Os animais a temiam e a evitavam, como se o fogo que Boitatá mirava nos homens seria, um dia, direcionado a eles. Era absurdo. Tentara diversas vezes explicar, mas nenhum dos bichos dava ouvidos, pois estavam ocupados fugindo, a evitando ou se escondendo em um local tão longe ou tão fundo que o canto de Boitatá acabava por ser abafado e inaudível.

Há anos, perdera sua família de vista enquanto viajavam pelo território, sendo levados pelos rios. Sofrera muito com a ausência e a saudade, mas pelo menos ainda tinha o nome que sua mãe lhe deu e a estima pelos seus poderes que seu pai lhe ensinou.

Assim, Boitatá se arrastava toda noite para a mesma árvore e se enrolava no mesmo galho, na qual se sentia acolhida, segura e um pouco menos sozinha. Então descansava.

Saindo do seu quase-transe, Teresa procurou sua bolsa pelo gramado e seguiu seu caminho para a casa.

Estava exausta por conta do dia de trabalho pesado. Trabalhava como recepcionista na biblioteca da cidade. Naquele dia, porém, havia feito mais do que ficar sentada atendendo quem aparecesse na porta e fez parte da organização de novos livros, revistas e jornais que haviam chegado ao espaço em uma van velha.

Mas Teresa estava feliz, mansa, como se flutuasse nas ruas iluminadas pelos postes de luz.
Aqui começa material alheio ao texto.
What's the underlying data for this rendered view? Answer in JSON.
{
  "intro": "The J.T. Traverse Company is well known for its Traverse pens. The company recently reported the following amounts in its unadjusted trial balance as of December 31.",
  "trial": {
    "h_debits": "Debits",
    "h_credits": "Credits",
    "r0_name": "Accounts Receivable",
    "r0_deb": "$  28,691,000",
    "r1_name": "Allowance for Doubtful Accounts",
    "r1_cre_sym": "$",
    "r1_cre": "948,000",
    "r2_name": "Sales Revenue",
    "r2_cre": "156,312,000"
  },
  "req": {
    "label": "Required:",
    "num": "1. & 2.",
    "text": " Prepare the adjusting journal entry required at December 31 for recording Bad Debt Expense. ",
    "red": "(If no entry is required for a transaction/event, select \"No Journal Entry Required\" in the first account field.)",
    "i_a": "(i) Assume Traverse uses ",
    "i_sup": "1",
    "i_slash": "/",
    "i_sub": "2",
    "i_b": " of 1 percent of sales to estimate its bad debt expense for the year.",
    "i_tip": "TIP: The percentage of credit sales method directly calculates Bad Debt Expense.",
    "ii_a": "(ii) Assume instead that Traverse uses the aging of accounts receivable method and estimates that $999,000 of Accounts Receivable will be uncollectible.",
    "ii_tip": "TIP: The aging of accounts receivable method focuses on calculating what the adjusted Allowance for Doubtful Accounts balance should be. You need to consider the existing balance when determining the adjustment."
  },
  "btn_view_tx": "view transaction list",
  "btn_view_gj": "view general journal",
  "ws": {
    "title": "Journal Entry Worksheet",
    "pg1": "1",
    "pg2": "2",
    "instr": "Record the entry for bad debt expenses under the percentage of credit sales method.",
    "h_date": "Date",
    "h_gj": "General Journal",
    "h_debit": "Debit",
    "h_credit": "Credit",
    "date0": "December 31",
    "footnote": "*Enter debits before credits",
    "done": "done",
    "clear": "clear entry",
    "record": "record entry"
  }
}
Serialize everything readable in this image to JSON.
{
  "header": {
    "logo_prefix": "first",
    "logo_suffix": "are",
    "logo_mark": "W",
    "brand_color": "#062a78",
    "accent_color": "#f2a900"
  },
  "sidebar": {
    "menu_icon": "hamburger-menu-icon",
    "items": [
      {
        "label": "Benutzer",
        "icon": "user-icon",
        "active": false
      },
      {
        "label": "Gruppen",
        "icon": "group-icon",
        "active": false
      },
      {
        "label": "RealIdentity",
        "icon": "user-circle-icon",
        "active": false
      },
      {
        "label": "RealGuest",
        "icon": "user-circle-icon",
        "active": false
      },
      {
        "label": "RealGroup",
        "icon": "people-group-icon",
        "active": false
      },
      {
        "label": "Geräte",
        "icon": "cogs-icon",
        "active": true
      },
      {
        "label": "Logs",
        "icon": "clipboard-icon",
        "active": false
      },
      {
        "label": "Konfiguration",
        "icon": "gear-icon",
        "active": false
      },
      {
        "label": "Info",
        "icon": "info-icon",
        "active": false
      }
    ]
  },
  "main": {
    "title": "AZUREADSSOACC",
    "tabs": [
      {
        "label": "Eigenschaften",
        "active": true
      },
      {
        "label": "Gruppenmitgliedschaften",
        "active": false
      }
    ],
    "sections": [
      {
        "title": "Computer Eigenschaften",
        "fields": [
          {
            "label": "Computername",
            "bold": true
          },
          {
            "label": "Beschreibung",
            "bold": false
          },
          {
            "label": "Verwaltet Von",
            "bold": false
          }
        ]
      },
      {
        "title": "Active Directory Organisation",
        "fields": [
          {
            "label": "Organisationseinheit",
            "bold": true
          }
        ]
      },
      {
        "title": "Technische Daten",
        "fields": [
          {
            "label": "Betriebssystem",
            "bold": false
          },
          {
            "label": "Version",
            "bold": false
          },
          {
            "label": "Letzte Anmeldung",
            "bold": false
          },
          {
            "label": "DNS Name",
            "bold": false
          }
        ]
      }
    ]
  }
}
Nunca imaginou que seria a testemunha de tamanha magia e sabia que, no próximo dia, teria de voltar naquele local, naquela mesma hora.

Assim o fez, e viu novamente a luz e sentiu o seu calor. Seu peito se aquecia com euforia e admiração. Estava decidida, iria todos os dias passar um tempo na companhia do rio e de sua claridade.

Boitatá percebia a proximidade daquele mesmo ser humano e, na quarta visita de Teresa, se sentiu à vontade o suficiente para espiar na superfície do rio. Era uma humana jovem, com cabelos quase escuros e encaracolados que caíam pelos seus ombros curvados. Ela segurava um objeto retangular com uma mão e um objeto menor, cilíndrico, com a outra.

Teresa escrevia sobre o que via e sentia. Pensou que estava usando a luz que saía do rio como uma luminária e riu, fazendo o som de sua voz ecoar pela floresta.

A cobra observou Teresa, assim como a mulher havia observado sua luz naqueles últimos dias. Boitatá não entendi o porquê de a humana voltar com tanta frequência, mas começou a temer ir para aquele ponto das águas e não sentir a sua presença.

Boitatá imaginava o que aconteceria se se revelasse para aquela mulher. O interesse que ela parecia ter pelo lugar e por seu brilho começou a instigar a vontade de se apresentar. De tentar cantar para ela, como tentou tantas vezes cantar para os animais, mas nunca era ouvida.

Teresa ainda estava sendo observada quando levantou seu olhar do caderno. Boitatá emergiu rapidamente. Mas foi um acidente feliz, pois Teresa ouviu a movimentação na água e finalmente entendeu: a luz não era apenas uma luz, era um animal.

A mulher pensou por pouco tempo, então começou a falar para o rio e sua luz, esperando que a criatura a escutasse. A cumprimentou, se apresentou e elogiou a magia, o brilho, o calor. Então, como se soubesse exatamente o que dizer, se explicou: voltava lá todos os dias desde que a viu, porque admirava. Ia sempre sozinha, pois não saberia como explicar o brilho para ninguém e sabia que sua reação de fascínio poderia ser julgada por muitos.

Além do medo do que poderia acontecer com o brilho, com o lugar e com si mesma. Teresa conhecia a malícia de alguns dos homens.

A cobra-de-fogo escutava e a compreendia, pois sua magia ia para além das chamas. Foi, então, para a superfície. Teresa observava em silêncio a luz se aproximando, sentia o calor intensificar e seu coração acelerar.

Boitatá colocou sua cabeça para fora da água, olhou com seus olhos verdes para os olhos escuros de Teresa e se aproximou. A cumprimentou mostrando sua língua partida ao meio, e então cantou a sua história.